Review: A Thief of Time

A Thief of Time by Tony Hillerman
A Thief of Time Tony Hillerman

Title: A Thief of Time
Author: Tony Hillerman
Series: Joe Leaphorn/Jim Chee #8
Published: 1989
ISBN-10:  0060159383
Publisher: Harper & Row

Academic competition is fierce, especially when it’s between colleagues trying to get to the historic pottery remnants first to prove their theory and get published.  Oh, and recognition in their field.

A thief of time is someone who robs graves in order to take something.  In this case, it’s all about the Anasazi, a tribe which mysteriously disappeared around 1200CE.  The ruins left behind appear as though the people planned on coming back, but never did.

The black market for pottery is hot, people will pay exorbitant amounts to own a piece of “authentic” pottery with questionable provenance.  While Jim Chee is trying to chase down a stolen backhoe, Joe Leaphorn is trying to track down a missing anthropologist.

Personal baggage is heavy in this book.  Chee’s relationship with  teacher Mary Landon has hit the skids.  She’s gone back to the midwest to be with her family and go back to school.  In a letter to him, she expresses her deep love for him but sees no way around the white vs. Navajo conundrum they keep bumping against.

Joe Leaphorn is mourning the loss of beloved wife, Emma, who didn’t have Alzheimer’s after all but didn’t survive the surgery to remove a tumor.  My heart sank when I read of her death.  Interesting how easy it is to get caught up in the lives of fictional characters isn’t it?

While working their individual cases, Chee and Leaphorn eventually cross paths and discover they’re working the same case from different angles.  The stolen backhoe is being used to uncover pottery, while a different anthropologist is stealing jaw bones to prove his theory.

A hike to a nearly unknown, unreachable Anasazi ruin, two helicopters converging on the same spot, and the case is solved.  But this one seemed rather convoluted to me as it involved a decades old murder case Leaphorn had worked, a traveling tent show leading Navajos to the “Jesus Way,” and those using Chaco Culture National Historic Park as their base to study the Anasazi.  Too many moving pieces to keep track of, and an unbelievable ending involving the aforementioned helicopters.

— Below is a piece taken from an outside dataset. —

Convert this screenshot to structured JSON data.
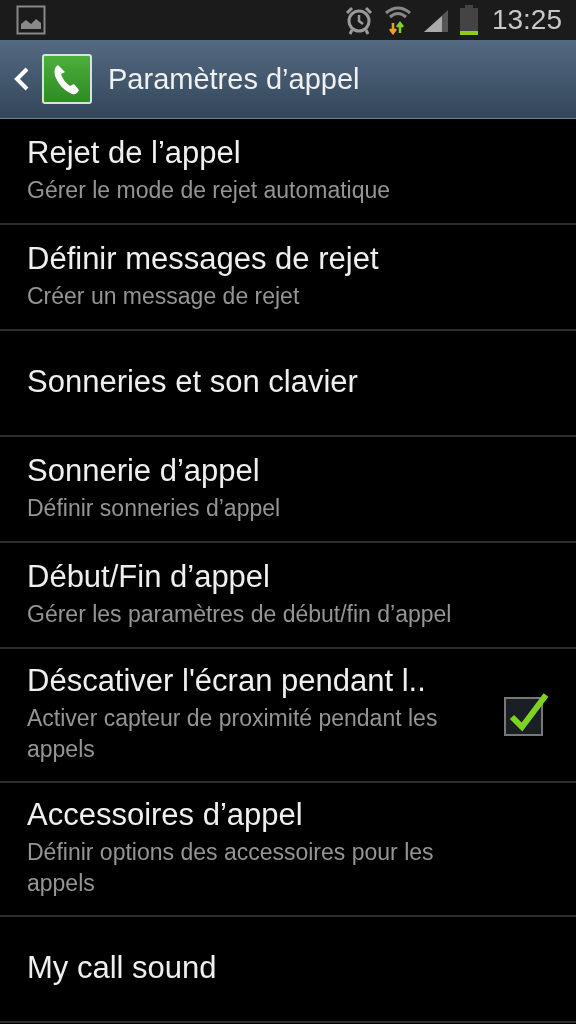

But the thing I have always enjoyed about Hillerman’s books is his love of the Southwest and his use of Navajo culture to keep his mysteries from being just another murder/stolen object procedural.  His attention to the cultural differences pulls me in and keeps me there.

Review: The Players’ Boy is Dead

The Players’ Boy is Dead
Leonard Tourney

… in the last few days she had found herself nearly overwhelmed with a sense of futility.  There was, she now accepted, no evidence for what she knew intuitively, and no safe way to bring the evildoer to justice even were there evidence to substantiate her intuition.
(pp 160-161)

Matthew Stock is a clothier with a bustling business in Chelmsford (32 miles away from London).  He is also the town constable and so is called on to solve crimes from time to time.

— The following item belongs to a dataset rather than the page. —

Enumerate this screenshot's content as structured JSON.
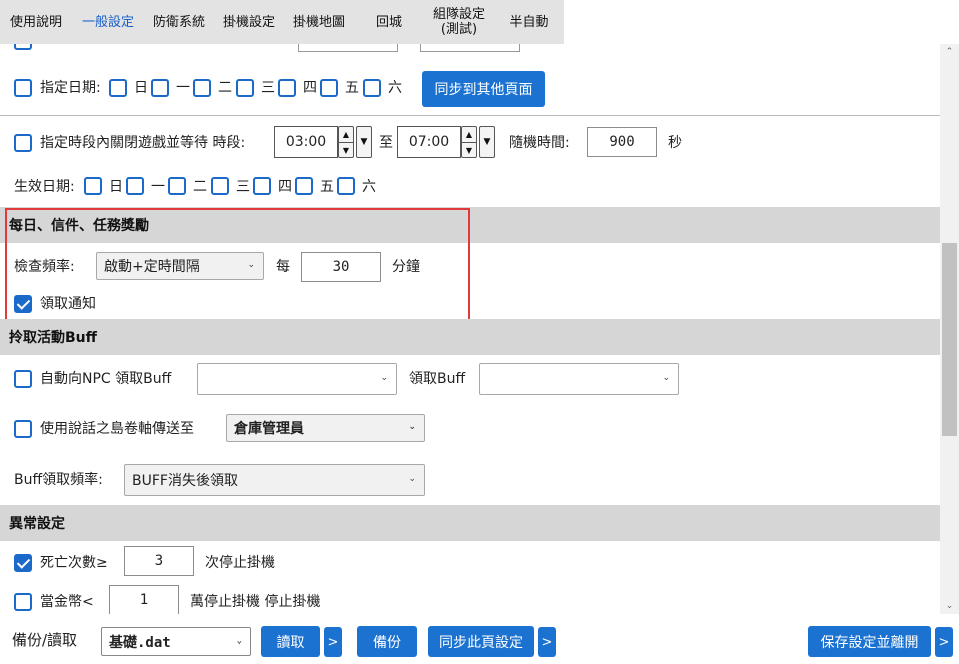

A troupe of players have arrived to perform at Sir Henry’s, the Magistrate, home.  But the young man who plays all the women’s parts in their entertainments has been found dead in the stable at the inn.

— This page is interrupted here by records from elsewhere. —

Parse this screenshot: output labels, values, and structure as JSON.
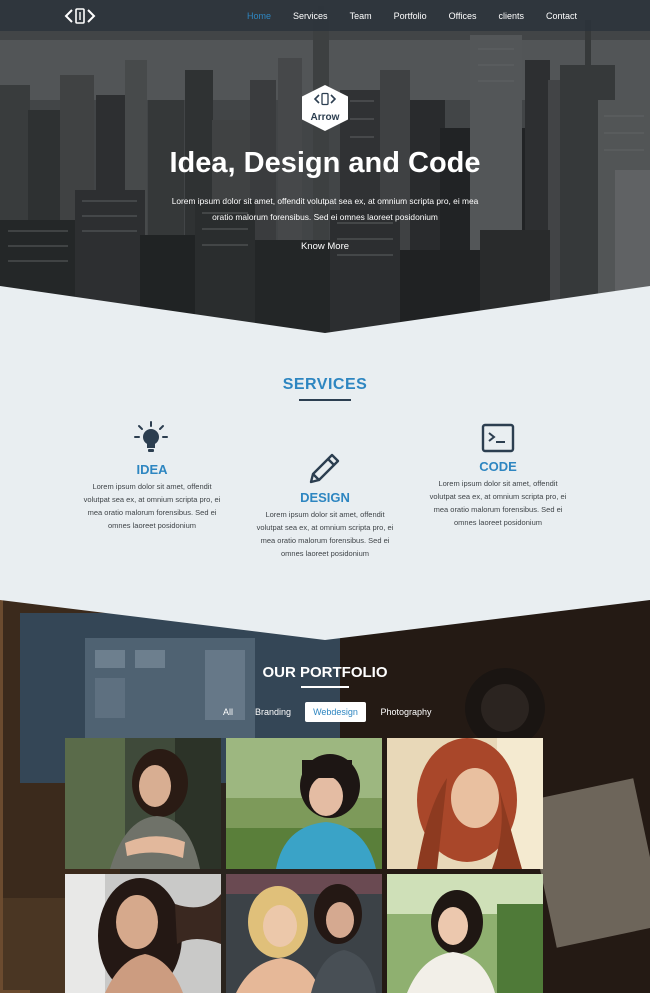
{
  "nav": {
    "links": [
      "Home",
      "Services",
      "Team",
      "Portfolio",
      "Offices",
      "clients",
      "Contact"
    ],
    "active_index": 0
  },
  "hero": {
    "badge_text": "Arrow",
    "title": "Idea, Design and Code",
    "text_line1": "Lorem ipsum dolor sit amet, offendit volutpat sea ex, at omnium scripta pro, ei mea",
    "text_line2": "oratio malorum forensibus. Sed ei omnes laoreet posidonium",
    "button": "Know More"
  },
  "services": {
    "title": "SERVICES",
    "items": [
      {
        "icon": "lightbulb-icon",
        "title": "IDEA",
        "lines": [
          "Lorem ipsum dolor sit amet, offendit",
          "volutpat sea ex, at omnium scripta pro, ei",
          "mea oratio malorum forensibus. Sed ei",
          "omnes laoreet posidonium"
        ]
      },
      {
        "icon": "pencil-icon",
        "title": "DESIGN",
        "lines": [
          "Lorem ipsum dolor sit amet, offendit",
          "volutpat sea ex, at omnium scripta pro, ei",
          "mea oratio malorum forensibus. Sed ei",
          "omnes laoreet posidonium"
        ]
      },
      {
        "icon": "terminal-icon",
        "title": "CODE",
        "lines": [
          "Lorem ipsum dolor sit amet, offendit",
          "volutpat sea ex, at omnium scripta pro, ei",
          "mea oratio malorum forensibus. Sed ei",
          "omnes laoreet posidonium"
        ]
      }
    ]
  },
  "portfolio": {
    "title": "OUR PORTFOLIO",
    "filters": [
      "All",
      "Branding",
      "Webdesign",
      "Photography"
    ],
    "active_filter": "Webdesign"
  },
  "colors": {
    "accent": "#2e86c1",
    "dark": "#2c3e50",
    "services_bg": "#e9eef1"
  }
}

This sweet Elizabethan mystery features questions Matthew is quite shocked to have the answers to.  He and his adoring wife, Joan, solve the murders, which keep multiplying, together.

Fairly early on, the murderer/s are alluded to, but proving they did the deed is almost beyond the reach of Matthew because of class status.  In the end, justice will out with some help from a highly placed official in London.

Although there were rather abrupt changes in character and point of view with no indication the character had changed, I found The Players’ Boy is Dead to be engaging and entertaining.  A nice interlude from the heavier works I have been reading.